2. We did the “no pooling” control experiment that reviewer 4 suggested. Performance dropped to 74% (with PCA) or 67% (without PCA) on LFW (using templates from NFW). See also the control experiments we reported in figure 4.

3. There is nothing special about our new dataset (NFW). We designed it to be as similar to LFW as possible while being a bit harder than it. The creators of LFW filtered its set of candidate images by the Viola-Jones face detector which, for the most part, only detects frontal or very nearly frontal faces. For NFW, we used the Zhu and Ramanan face detector which works much better with non-frontal faces. Also, NFW is not nearly as well-aligned as LFW(-a). More recently (after our NIPS submission), we tested many different published algorithms on NFW. Many of these algorithms had strong reported LFW performance. Training and testing them on NFW, usually lowered their performance by around 10%. That's not even the most fair comparison to what we did. If these models had to be trained only once and tested on both datasets, as in the test we did for the present paper, then their performance would be even lower than that.
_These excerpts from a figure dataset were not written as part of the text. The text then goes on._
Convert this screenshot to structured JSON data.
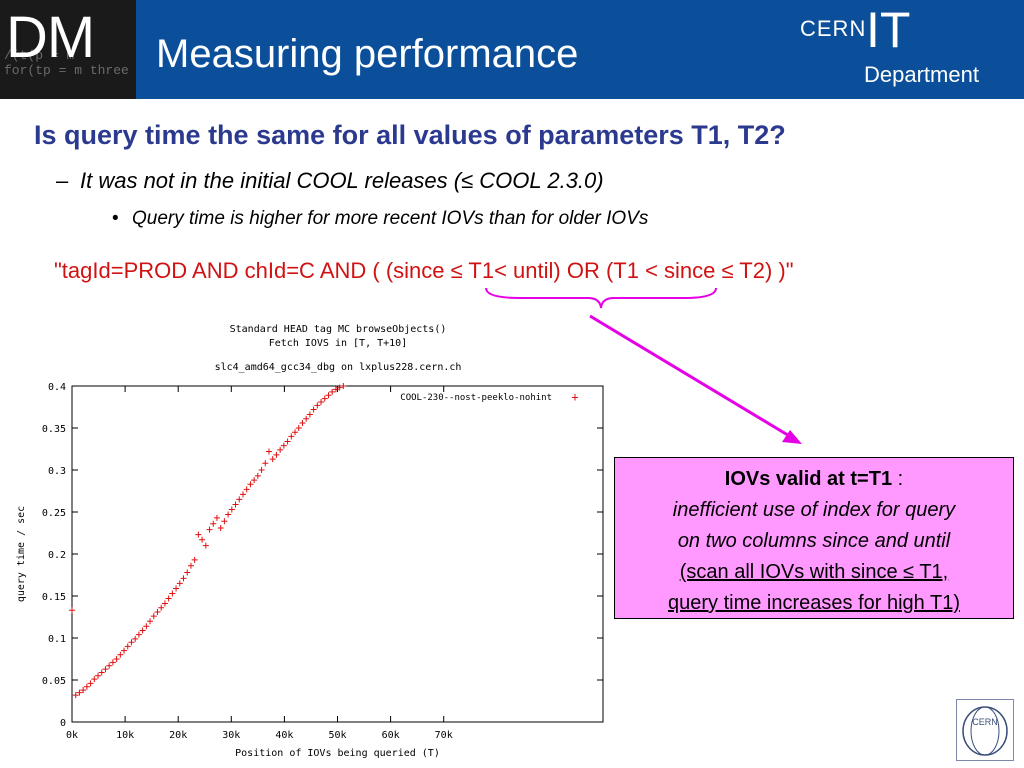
{
  "header": {
    "logo_text": "DM",
    "logo_code_lines": [
      "/(t(p = m",
      "for(tp = m three"
    ],
    "title": "Measuring performance",
    "org_top": "CERN",
    "org_mid": "IT",
    "org_bottom": "Department"
  },
  "bullets": {
    "level1": "Is query time the same for all values of parameters T1, T2?",
    "level2_marker": "–",
    "level2": "It was not in the initial COOL releases (≤ COOL 2.3.0)",
    "level3_marker": "•",
    "level3": "Query time is higher for more recent IOVs than for older IOVs"
  },
  "query": "\"tagId=PROD AND chId=C AND ( (since ≤ T1< until) OR (T1 < since ≤ T2) )\"",
  "callout": {
    "heading": "IOVs valid at t=T1",
    "heading_suffix": " :",
    "line1": "inefficient use of index for query",
    "line2": "on two columns since and until",
    "line3": "(scan all IOVs with since ≤ T1,",
    "line4": "query time increases for high T1)"
  },
  "footer": {
    "badge_text": "CERN"
  },
  "colors": {
    "header_bg": "#0b4f9a",
    "accent_magenta": "#e600e6",
    "callout_bg": "#ff99ff",
    "data_red": "#e01010",
    "heading_blue": "#2b3a8f",
    "query_red": "#d11212"
  },
  "chart_data": {
    "type": "scatter",
    "title_lines": [
      "Standard HEAD tag MC browseObjects()",
      "Fetch IOVS in [T, T+10]",
      "slc4_amd64_gcc34_dbg on lxplus228.cern.ch"
    ],
    "xlabel": "Position of IOVs being queried (T)",
    "ylabel": "query time / sec",
    "xlim": [
      0,
      100000
    ],
    "ylim": [
      0,
      0.4
    ],
    "x_ticks": [
      0,
      10000,
      20000,
      30000,
      40000,
      50000,
      60000,
      70000
    ],
    "x_tick_labels": [
      "0k",
      "10k",
      "20k",
      "30k",
      "40k",
      "50k",
      "60k",
      "70k"
    ],
    "y_ticks": [
      0,
      0.05,
      0.1,
      0.15,
      0.2,
      0.25,
      0.3,
      0.35,
      0.4
    ],
    "y_tick_labels": [
      "0",
      "0.05",
      "0.1",
      "0.15",
      "0.2",
      "0.25",
      "0.3",
      "0.35",
      "0.4"
    ],
    "legend_position": "top-right",
    "series": [
      {
        "name": "COOL-230--nost-peeklo-nohint",
        "marker": "+",
        "color": "#e01010",
        "x": [
          0,
          700,
          1400,
          2100,
          2800,
          3500,
          4200,
          4900,
          5600,
          6300,
          7000,
          7700,
          8400,
          9100,
          9800,
          10500,
          11200,
          11900,
          12600,
          13300,
          14000,
          14700,
          15400,
          16100,
          16800,
          17500,
          18200,
          18900,
          19600,
          20300,
          21000,
          21700,
          22400,
          23100,
          23800,
          24500,
          25200,
          25900,
          26600,
          27300,
          28000,
          28700,
          29400,
          30100,
          30800,
          31500,
          32200,
          32900,
          33600,
          34300,
          35000,
          35700,
          36400,
          37100,
          37800,
          38500,
          39200,
          39900,
          40600,
          41300,
          42000,
          42700,
          43400,
          44100,
          44800,
          45500,
          46200,
          46900,
          47600,
          48300,
          49000,
          49700,
          50400,
          51100
        ],
        "y": [
          0.133,
          0.032,
          0.035,
          0.038,
          0.042,
          0.046,
          0.051,
          0.055,
          0.059,
          0.063,
          0.067,
          0.071,
          0.075,
          0.08,
          0.085,
          0.09,
          0.095,
          0.099,
          0.104,
          0.109,
          0.114,
          0.12,
          0.126,
          0.131,
          0.136,
          0.141,
          0.147,
          0.153,
          0.159,
          0.165,
          0.171,
          0.178,
          0.186,
          0.193,
          0.223,
          0.217,
          0.21,
          0.229,
          0.236,
          0.243,
          0.231,
          0.239,
          0.247,
          0.253,
          0.259,
          0.265,
          0.271,
          0.277,
          0.283,
          0.288,
          0.293,
          0.3,
          0.308,
          0.322,
          0.313,
          0.318,
          0.324,
          0.329,
          0.334,
          0.34,
          0.345,
          0.35,
          0.356,
          0.361,
          0.366,
          0.372,
          0.377,
          0.381,
          0.385,
          0.389,
          0.393,
          0.396,
          0.398,
          0.4
        ]
      }
    ]
  }
}
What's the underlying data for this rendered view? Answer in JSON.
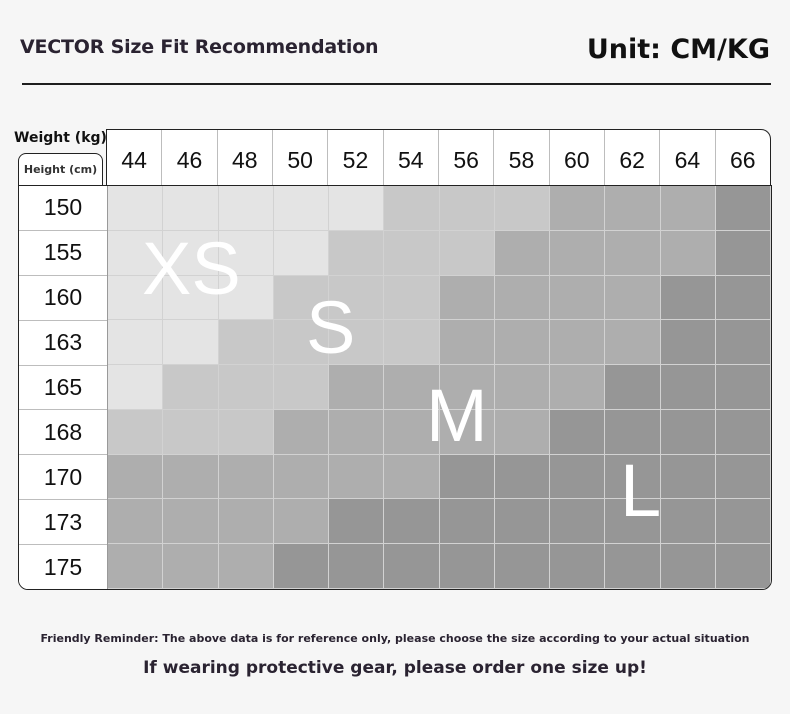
{
  "header": {
    "title": "VECTOR Size Fit Recommendation",
    "unit": "Unit: CM/KG"
  },
  "table": {
    "weight_axis_label": "Weight (kg)",
    "height_axis_label": "Height (cm)",
    "weights": [
      "44",
      "46",
      "48",
      "50",
      "52",
      "54",
      "56",
      "58",
      "60",
      "62",
      "64",
      "66"
    ],
    "heights": [
      "150",
      "155",
      "160",
      "163",
      "165",
      "168",
      "170",
      "173",
      "175"
    ],
    "size_labels": {
      "xs": "XS",
      "s": "S",
      "m": "M",
      "l": "L"
    },
    "grid": [
      [
        "XS",
        "XS",
        "XS",
        "XS",
        "XS",
        "S",
        "S",
        "S",
        "M",
        "M",
        "M",
        "L"
      ],
      [
        "XS",
        "XS",
        "XS",
        "XS",
        "S",
        "S",
        "S",
        "M",
        "M",
        "M",
        "M",
        "L"
      ],
      [
        "XS",
        "XS",
        "XS",
        "S",
        "S",
        "S",
        "M",
        "M",
        "M",
        "M",
        "L",
        "L"
      ],
      [
        "XS",
        "XS",
        "S",
        "S",
        "S",
        "S",
        "M",
        "M",
        "M",
        "M",
        "L",
        "L"
      ],
      [
        "XS",
        "S",
        "S",
        "S",
        "M",
        "M",
        "M",
        "M",
        "M",
        "L",
        "L",
        "L"
      ],
      [
        "S",
        "S",
        "S",
        "M",
        "M",
        "M",
        "M",
        "M",
        "L",
        "L",
        "L",
        "L"
      ],
      [
        "M",
        "M",
        "M",
        "M",
        "M",
        "M",
        "L",
        "L",
        "L",
        "L",
        "L",
        "L"
      ],
      [
        "M",
        "M",
        "M",
        "M",
        "L",
        "L",
        "L",
        "L",
        "L",
        "L",
        "L",
        "L"
      ],
      [
        "M",
        "M",
        "M",
        "L",
        "L",
        "L",
        "L",
        "L",
        "L",
        "L",
        "L",
        "L"
      ]
    ],
    "colors": {
      "XS": "#e4e4e4",
      "S": "#c8c8c8",
      "M": "#aeaeae",
      "L": "#969696"
    }
  },
  "footer": {
    "reminder": "Friendly Reminder: The above data is for reference only, please choose the size according to your actual situation",
    "advice": "If wearing protective gear, please order one size up!"
  }
}
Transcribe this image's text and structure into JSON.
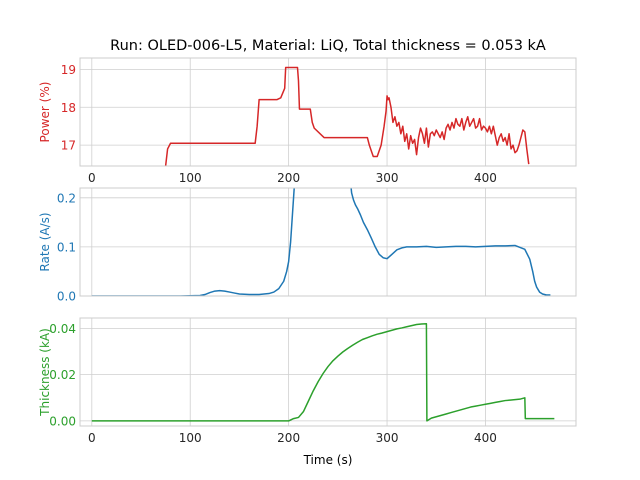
{
  "figure": {
    "title": "Run: OLED-006-L5, Material: LiQ, Total thickness = 0.053 kA",
    "xlabel": "Time (s)"
  },
  "chart_data": [
    {
      "type": "line",
      "name": "power",
      "ylabel": "Power (%)",
      "color": "#d62728",
      "xlim": [
        -12,
        492
      ],
      "ylim": [
        16.45,
        19.3
      ],
      "xticks": [
        0,
        100,
        200,
        300,
        400
      ],
      "xtick_labels": [
        "0",
        "100",
        "200",
        "300",
        "400"
      ],
      "yticks": [
        17,
        18,
        19
      ],
      "ytick_labels": [
        "17",
        "18",
        "19"
      ],
      "grid": true,
      "x": [
        75,
        77,
        80,
        120,
        166,
        168,
        170,
        188,
        192,
        196,
        197,
        209,
        210,
        211,
        222,
        224,
        226,
        236,
        268,
        280,
        282,
        284,
        286,
        290,
        294,
        297,
        299,
        300,
        301,
        302,
        304,
        306,
        308,
        310,
        312,
        314,
        316,
        318,
        320,
        322,
        324,
        326,
        328,
        330,
        332,
        334,
        336,
        338,
        340,
        342,
        344,
        346,
        348,
        350,
        352,
        354,
        356,
        358,
        360,
        362,
        364,
        366,
        368,
        370,
        372,
        374,
        376,
        378,
        380,
        382,
        384,
        386,
        388,
        390,
        392,
        394,
        396,
        398,
        400,
        402,
        404,
        406,
        408,
        410,
        412,
        414,
        416,
        418,
        420,
        422,
        424,
        426,
        428,
        430,
        432,
        434,
        436,
        438,
        440,
        442,
        444
      ],
      "y": [
        16.45,
        16.9,
        17.05,
        17.05,
        17.05,
        17.5,
        18.2,
        18.2,
        18.25,
        18.5,
        19.05,
        19.05,
        18.7,
        17.95,
        17.95,
        17.6,
        17.45,
        17.2,
        17.2,
        17.2,
        17.0,
        16.85,
        16.7,
        16.7,
        17.0,
        17.5,
        17.9,
        18.3,
        18.2,
        18.25,
        18.0,
        17.6,
        17.75,
        17.5,
        17.6,
        17.3,
        17.5,
        17.1,
        17.3,
        16.9,
        17.25,
        17.05,
        17.15,
        16.75,
        17.2,
        17.45,
        17.3,
        17.05,
        17.45,
        16.95,
        17.3,
        17.35,
        17.25,
        17.4,
        17.3,
        17.2,
        17.35,
        17.15,
        17.45,
        17.55,
        17.4,
        17.6,
        17.45,
        17.7,
        17.55,
        17.5,
        17.7,
        17.4,
        17.6,
        17.75,
        17.5,
        17.6,
        17.7,
        17.45,
        17.5,
        17.7,
        17.4,
        17.5,
        17.45,
        17.35,
        17.5,
        17.3,
        17.5,
        17.25,
        17.0,
        17.2,
        17.3,
        17.1,
        17.2,
        17.0,
        17.3,
        16.9,
        17.0,
        16.8,
        16.85,
        17.0,
        17.2,
        17.4,
        17.35,
        16.9,
        16.5
      ]
    },
    {
      "type": "line",
      "name": "rate",
      "ylabel": "Rate (A/s)",
      "color": "#1f77b4",
      "xlim": [
        -12,
        492
      ],
      "ylim": [
        0,
        0.22
      ],
      "xticks": [
        0,
        100,
        200,
        300,
        400
      ],
      "xtick_labels": [
        "0",
        "100",
        "200",
        "300",
        "400"
      ],
      "yticks": [
        0,
        0.1,
        0.2
      ],
      "ytick_labels": [
        "0.0",
        "0.1",
        "0.2"
      ],
      "grid": true,
      "x": [
        0,
        30,
        60,
        90,
        110,
        115,
        120,
        125,
        130,
        135,
        140,
        145,
        150,
        160,
        170,
        180,
        185,
        190,
        195,
        198,
        200,
        201,
        202,
        203,
        204,
        205,
        206,
        207,
        262,
        263,
        264,
        266,
        268,
        270,
        273,
        276,
        280,
        284,
        288,
        292,
        296,
        300,
        305,
        310,
        315,
        320,
        330,
        340,
        350,
        360,
        370,
        380,
        390,
        400,
        410,
        420,
        430,
        440,
        445,
        448,
        450,
        452,
        455,
        458,
        462,
        466
      ],
      "y": [
        0.0,
        0.0,
        0.0,
        0.0,
        0.001,
        0.003,
        0.007,
        0.01,
        0.011,
        0.01,
        0.008,
        0.006,
        0.004,
        0.003,
        0.003,
        0.005,
        0.008,
        0.015,
        0.03,
        0.05,
        0.07,
        0.09,
        0.11,
        0.14,
        0.17,
        0.2,
        0.23,
        0.26,
        0.26,
        0.23,
        0.21,
        0.195,
        0.185,
        0.178,
        0.165,
        0.15,
        0.135,
        0.118,
        0.1,
        0.085,
        0.078,
        0.076,
        0.085,
        0.094,
        0.098,
        0.1,
        0.1,
        0.101,
        0.099,
        0.1,
        0.101,
        0.101,
        0.1,
        0.101,
        0.102,
        0.102,
        0.103,
        0.095,
        0.075,
        0.05,
        0.03,
        0.018,
        0.008,
        0.004,
        0.002,
        0.002
      ]
    },
    {
      "type": "line",
      "name": "thickness",
      "ylabel": "Thickness (kA)",
      "color": "#2ca02c",
      "xlim": [
        -12,
        492
      ],
      "ylim": [
        -0.0022,
        0.0445
      ],
      "xticks": [
        0,
        100,
        200,
        300,
        400
      ],
      "xtick_labels": [
        "0",
        "100",
        "200",
        "300",
        "400"
      ],
      "yticks": [
        0,
        0.02,
        0.04
      ],
      "ytick_labels": [
        "0.00",
        "0.02",
        "0.04"
      ],
      "grid": true,
      "x": [
        0,
        100,
        200,
        205,
        210,
        215,
        220,
        225,
        230,
        235,
        240,
        245,
        250,
        255,
        260,
        265,
        270,
        275,
        280,
        285,
        290,
        295,
        300,
        305,
        310,
        315,
        320,
        325,
        330,
        335,
        340,
        340.5,
        345,
        350,
        355,
        360,
        365,
        370,
        375,
        380,
        385,
        390,
        395,
        400,
        405,
        410,
        415,
        420,
        425,
        430,
        435,
        440,
        440.5,
        470
      ],
      "y": [
        0.0,
        0.0,
        0.0,
        0.001,
        0.0015,
        0.004,
        0.0085,
        0.013,
        0.017,
        0.0205,
        0.0235,
        0.026,
        0.028,
        0.0298,
        0.0313,
        0.0327,
        0.034,
        0.0352,
        0.036,
        0.0368,
        0.0375,
        0.038,
        0.0386,
        0.0392,
        0.0398,
        0.0402,
        0.0407,
        0.0412,
        0.0417,
        0.0419,
        0.042,
        0.0,
        0.0012,
        0.0018,
        0.0024,
        0.003,
        0.0036,
        0.0042,
        0.0048,
        0.0054,
        0.006,
        0.0064,
        0.0068,
        0.0072,
        0.0076,
        0.008,
        0.0084,
        0.0088,
        0.009,
        0.0092,
        0.0094,
        0.01,
        0.001,
        0.001
      ]
    }
  ]
}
4. We have run the usual LFW test, using LFW training data. We get 86%. We did this first. Then we noticed we were doing much better with PubFig which has a larger number of images per person – but only 60 people not overlapping with LFW. We also noticed that our performance increased as we added individuals to the template set as long as we had at least ~15 images per individual and that PubFig didn't have enough individuals to saturate this effect. NFW has 450 individuals, and at least 15 images of each. So one way to understand our use of NFW is that it was a compromise between LFW, which has many individuals but few images of each, and PubFig, which has many images per individual but too few individuals.

5. Reviewer # 4 wrote: “The proposed approach, even if it also relies on the use of an auxiliary training set, is sufficiently different from the above mentioned approaches, but the fact that they are not cited nor discussed raises strong concerns about the paper”. We emphasize: we do not require outside data. Nevertheless, the papers this reviewer references are interesting and related. We discussed the relationship to that approach more explicitly in an earlier draft, but that section had to be removed in order to comply with the NIPS page limit.

6. Reviewer #4 says that our approach falls into the “outside training data used in recognition system” category for LFW evaluation. The best performance in that category is Chen et al.'s amazing 95%. However, we don't think this is a fair comparison for two reasons. One is the 5th footnote in our paper. The other: hardly any of the systems in that category are as “light” (in all senses) as ours. Our model does nothing besides PCA and dot products. We can perform entire experiments, training once and testing on all 4 datasets, in minutes. Nothing like the hours or days it takes for most of the models in that category.